Em 1884, a Província encaminha a emancipação dessas colônias, suspendendo ao mínimo suas responsabilidades. Acreditavam que o sucesso dessas colônias surgiria do trabalho humano e da expansão da agricultura. Com a aproximação da abolição da escravatura, a obra da colonização continuava. Com a Proclamação da República, o Governo Federal através da Delegacia das Terras e da Colonização, assumiu essa grande obra e em 1895 transferiu a responsabilidade desta para o Governo do Estado. Entretanto, em 1892, foram estabelecidas novas regras referentes a colonização do Rio Grande do Sul. Essas regras determinavam que os lotes coloniais não seriam maiores de 30 hectares, preferindo, para a compra dos mesmos, famílias residentes nos núcleos, aos quais seus antecedentes poderiam afiançar o aproveitamento das terras pretendidas.[15] A dimensão das terras para a lavoura seria de 100 hectares e das destinadas à área de colonização, de 400 hectares, tendo cinco anos de prazo para o pagamento final sob condição de perda da própria terra. Quanto às zonas privilegiadas das estradas de ferro, reservava uma faixa de 20 Km em cada margem dos rios navegáveis e das estradas de rodagem, para a formação de núcleos coloniais.[16]

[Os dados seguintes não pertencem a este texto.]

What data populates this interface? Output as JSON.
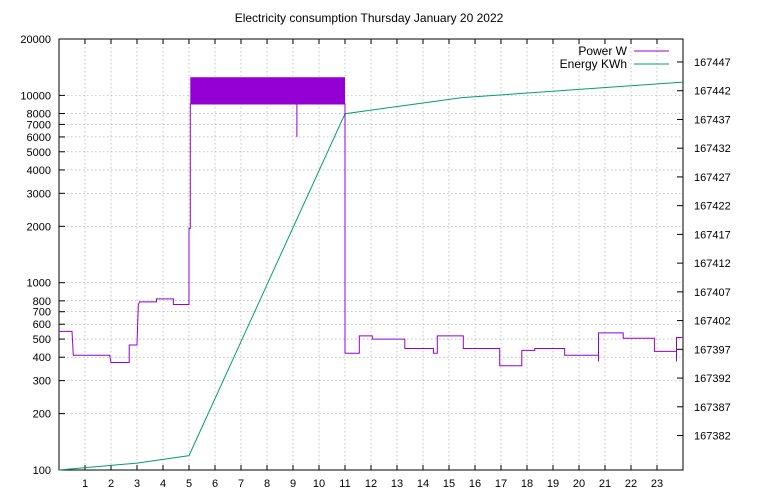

Através da Lei n° 28 há uma nova regulamentação das terras devolutas, da formação dos núcleos, do preço das terras, da cobrança da dívida colonial, das obrigações, da defesa das matas naturais. De 1903 a 1913, a Diretoria do Povoamento do Solo remeteu por conta da União grandes levas de imigrantes sem grandes critérios de escolha. Essa Diretoria elegeu uma inspetora de Povoamento que adiantava aos imigrantes 250$000 para a construção da casa e 150$000 para ferramentas e sementes. A fim de regularizar essa massa imigratória, o Estado firmou com a União, em 1908, um convênio, pelo qual esta se comprometeria a remeter apenas 400 imigrantes por mês, e pagar ao Estado as despesas de hospedagem, à razão de 1$500 por dia e por pessoa, sendo o auxílio família de 400$000. Por outro lado, o Estado deveria devolver à União 150$000 por família estabelecida, à medida que fossem as famílias liquidando os seus débitos.[17]

Esse acordo foi rescindido pelo Estado, em julho de 1913, quando retornou o regime de imigração e colonização espontâneo. Borges de Medeiros, Governador do Estado, justificava essa medida dizendo que o Rio Grande do Sul já possuía um número elevado de imigrantes, por ser sua população agrícola elevada, representando mais de 1/3 da população total.[18]

Através dessa descrição do programa de colonização e das políticas adotadas pelo Governo Imperial e pelo Governo Republicano tem-se uma visão da organização administrativa dos núcleos coloniais e da orientação dada aos primeiros colonos pelas autoridades brasileiras. Esses dados permitem acompanhar a trajetória da formação da zona colonial[19] definida pela política provincial e financiada pelo Governo Geral.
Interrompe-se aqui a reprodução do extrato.